Вы иной едьте по праву руку,
Вы иной едьте по леву руку,
Сам я еду середкой, самой матицей».
Уж поехали на ту на силу, на армию,
Не здоровались робята, не крестовались,
Они стали палицами помахивать,
Как вперед махнут — лежит юлица,
Поперек махнут — переулками.
Они били тут, ломили трои суточки,
Не пиваючись да не едаючи,
Как себе спокою не имеючи,
Они били тут-де их да до единого.
Тогда собиралися робята ко белу шатру,
Собиралися, да все съехались,
Заходили все робята во белой шатер,
Говорит тут стар казак Илья Муромец:
«Нонь все ли приехали бога́тыри?» —
«У нас нет двух брата Долгополые,
Лука, Матвей, дети Петровские».
Говорит тут стар казак Илья Муромец:
«Видно, нету их в живых нонь на сем свете».
А как немного время миновалося,
Как приехали два брата Долгополые,
Как приехали они ко белу шатру,
Выходили тут они во белой шатер,
Говорит тут старой таково слово:
«Уж вы ой еси, два брата Долгополые!
Не считали мы вас живыми на сем свете».
Говорят тут два брата Долгополые,
Как Лука, Матвей, дети Петровские:
«А бы кто нас может победить ноньче?
Кабы было золото кольцо в земле,
Поворотили бы мы матерь землю,
Как была бы ноньче на небо лестница,
Мы пресекли бы всю силу небесную».
Говорит им старой таково слово:
«Уж вы ой еси, два брата Долгополые!
Кабы эти ваши слова богопротивные».
Не юспели тут братья попить-поись,
Кабы эта сила вся восстала же:
Как котораго секли надвое,
Из того-де стало ноньче двое же,
А которого секли натрое,
Из того-де стало ноньче трое же,
Кабы прибыло же силы множество,
Кабы вдвое, втрое, ноньчи веро...
И кабы эта ноньче сила, нонь неверная,
Находити им стала на белой шатер.
Кабы тут все робята зволновалисе,
Выходили кабы они из бела шатра,
Как садились они скоро на добрых коней;
Опять они стали по силы нонь поезживать,
Кабы стали силу нонь помахивать:
Как вперед махнут — лежит улица,
Поворот дают — переулками.
Они били-рубили шестеры суточки,
Не пиваючи, да едаючи,
На уча́с здоху не имеючи,
Кабы били они их до единого,
Не оставили их не единого.
Тут тогда это стало покоище,
Кабы Маево стало побоище.1

(Зап. Ончуковым Н. Е.: июнь 1901 г., Усть-Цильма Печорского у. — от Поздеева Петра Родионовича, 65 лет.)
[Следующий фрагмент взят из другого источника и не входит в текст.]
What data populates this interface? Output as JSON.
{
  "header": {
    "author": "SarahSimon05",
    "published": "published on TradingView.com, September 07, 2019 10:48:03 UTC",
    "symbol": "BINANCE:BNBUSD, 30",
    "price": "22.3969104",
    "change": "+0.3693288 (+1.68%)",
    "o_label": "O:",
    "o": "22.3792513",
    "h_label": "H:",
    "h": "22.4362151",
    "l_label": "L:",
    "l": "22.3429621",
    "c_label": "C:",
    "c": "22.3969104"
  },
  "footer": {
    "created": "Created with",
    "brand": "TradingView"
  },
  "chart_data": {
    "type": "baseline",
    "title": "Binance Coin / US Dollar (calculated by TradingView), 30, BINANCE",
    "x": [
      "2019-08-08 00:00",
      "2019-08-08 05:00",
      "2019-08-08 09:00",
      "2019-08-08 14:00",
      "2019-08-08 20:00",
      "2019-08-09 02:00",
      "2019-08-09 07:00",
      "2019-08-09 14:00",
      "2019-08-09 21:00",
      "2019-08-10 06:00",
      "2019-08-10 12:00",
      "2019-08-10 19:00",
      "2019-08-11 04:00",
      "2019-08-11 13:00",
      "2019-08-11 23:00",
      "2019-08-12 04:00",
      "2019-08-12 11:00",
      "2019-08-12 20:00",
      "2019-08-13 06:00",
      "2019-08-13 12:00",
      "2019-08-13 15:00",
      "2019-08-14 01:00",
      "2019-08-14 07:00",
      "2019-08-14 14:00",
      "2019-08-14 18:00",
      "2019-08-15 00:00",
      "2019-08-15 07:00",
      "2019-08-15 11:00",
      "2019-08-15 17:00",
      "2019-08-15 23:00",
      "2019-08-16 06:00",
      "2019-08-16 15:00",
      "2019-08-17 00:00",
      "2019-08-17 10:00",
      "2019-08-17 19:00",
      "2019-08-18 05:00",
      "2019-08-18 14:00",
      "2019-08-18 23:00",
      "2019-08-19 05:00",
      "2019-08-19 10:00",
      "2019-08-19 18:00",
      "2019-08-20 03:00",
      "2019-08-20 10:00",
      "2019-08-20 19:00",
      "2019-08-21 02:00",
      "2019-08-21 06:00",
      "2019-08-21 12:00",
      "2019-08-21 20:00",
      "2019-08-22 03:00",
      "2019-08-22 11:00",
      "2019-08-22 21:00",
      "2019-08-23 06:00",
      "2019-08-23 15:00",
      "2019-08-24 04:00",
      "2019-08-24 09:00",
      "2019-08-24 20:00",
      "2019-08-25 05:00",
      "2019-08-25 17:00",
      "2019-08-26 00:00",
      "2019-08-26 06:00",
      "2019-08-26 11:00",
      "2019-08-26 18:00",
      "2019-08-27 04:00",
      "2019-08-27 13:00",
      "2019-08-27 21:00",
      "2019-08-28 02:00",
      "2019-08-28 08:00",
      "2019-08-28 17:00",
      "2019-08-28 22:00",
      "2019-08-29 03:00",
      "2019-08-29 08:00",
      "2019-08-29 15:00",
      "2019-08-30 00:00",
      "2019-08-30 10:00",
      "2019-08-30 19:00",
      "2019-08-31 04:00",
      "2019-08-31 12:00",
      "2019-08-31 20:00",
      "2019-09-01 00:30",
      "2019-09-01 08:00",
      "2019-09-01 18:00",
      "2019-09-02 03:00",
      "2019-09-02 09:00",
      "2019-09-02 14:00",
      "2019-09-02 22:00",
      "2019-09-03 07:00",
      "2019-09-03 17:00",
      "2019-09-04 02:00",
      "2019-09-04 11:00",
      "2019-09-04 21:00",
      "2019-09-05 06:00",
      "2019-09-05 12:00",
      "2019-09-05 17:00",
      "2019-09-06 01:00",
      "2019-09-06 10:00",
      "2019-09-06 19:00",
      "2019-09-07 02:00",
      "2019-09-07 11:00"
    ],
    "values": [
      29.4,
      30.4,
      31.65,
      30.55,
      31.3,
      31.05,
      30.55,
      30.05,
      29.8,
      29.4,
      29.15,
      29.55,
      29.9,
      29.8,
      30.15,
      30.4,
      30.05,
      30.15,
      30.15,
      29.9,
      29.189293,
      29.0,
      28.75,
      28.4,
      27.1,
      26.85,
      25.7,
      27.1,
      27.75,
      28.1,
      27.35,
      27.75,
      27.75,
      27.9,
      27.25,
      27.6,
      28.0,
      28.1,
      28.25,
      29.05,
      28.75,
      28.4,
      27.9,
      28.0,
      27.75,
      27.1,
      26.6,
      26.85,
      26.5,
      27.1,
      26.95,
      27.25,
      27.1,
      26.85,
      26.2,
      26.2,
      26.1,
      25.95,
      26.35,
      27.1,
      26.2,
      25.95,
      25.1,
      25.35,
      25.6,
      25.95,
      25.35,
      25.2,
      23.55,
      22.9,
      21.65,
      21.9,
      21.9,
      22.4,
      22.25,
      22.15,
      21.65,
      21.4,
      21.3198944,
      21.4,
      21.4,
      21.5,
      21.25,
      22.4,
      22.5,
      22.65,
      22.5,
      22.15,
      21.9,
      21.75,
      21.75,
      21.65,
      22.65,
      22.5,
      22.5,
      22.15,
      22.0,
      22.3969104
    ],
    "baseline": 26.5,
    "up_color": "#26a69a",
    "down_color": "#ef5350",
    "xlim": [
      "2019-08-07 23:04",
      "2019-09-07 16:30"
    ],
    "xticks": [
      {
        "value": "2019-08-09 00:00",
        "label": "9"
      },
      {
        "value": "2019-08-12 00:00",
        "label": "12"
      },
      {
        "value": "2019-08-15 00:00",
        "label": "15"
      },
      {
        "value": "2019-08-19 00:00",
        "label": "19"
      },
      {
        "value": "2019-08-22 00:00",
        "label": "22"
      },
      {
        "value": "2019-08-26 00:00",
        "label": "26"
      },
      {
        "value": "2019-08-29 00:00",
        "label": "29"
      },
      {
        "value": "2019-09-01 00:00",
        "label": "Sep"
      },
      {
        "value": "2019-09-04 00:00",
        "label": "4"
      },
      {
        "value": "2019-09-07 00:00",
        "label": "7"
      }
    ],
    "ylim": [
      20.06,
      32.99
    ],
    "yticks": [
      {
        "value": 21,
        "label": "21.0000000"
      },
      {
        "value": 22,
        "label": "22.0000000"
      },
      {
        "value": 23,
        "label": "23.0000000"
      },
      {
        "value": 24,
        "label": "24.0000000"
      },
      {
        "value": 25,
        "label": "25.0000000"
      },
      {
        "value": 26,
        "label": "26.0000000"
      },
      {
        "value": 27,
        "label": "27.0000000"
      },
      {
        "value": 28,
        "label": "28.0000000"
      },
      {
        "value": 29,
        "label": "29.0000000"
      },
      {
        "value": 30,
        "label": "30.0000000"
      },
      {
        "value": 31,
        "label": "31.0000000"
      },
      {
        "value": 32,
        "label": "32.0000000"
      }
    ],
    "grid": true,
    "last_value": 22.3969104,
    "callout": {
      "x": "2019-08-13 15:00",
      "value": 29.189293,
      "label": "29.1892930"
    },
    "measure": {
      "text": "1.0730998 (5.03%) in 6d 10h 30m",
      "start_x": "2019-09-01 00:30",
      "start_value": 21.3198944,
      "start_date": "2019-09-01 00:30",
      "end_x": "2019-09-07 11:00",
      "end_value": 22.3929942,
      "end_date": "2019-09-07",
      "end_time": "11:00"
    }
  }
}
1 «Конец былины был мне рассказан на словах, т. к. старинщик больше не мог петь: когда после битвы богатыри собрались в шатер, то увидели, что опять нет двух братьев Долгополых. Поехали искать их и нашли — они окаменели. Увидя это, Илья Муромец сказал: «Чем они похвалились, тем и подавились». (Онч.).

Печорские былины / Зап. Н. Е. Ончуков. СПб., 1904.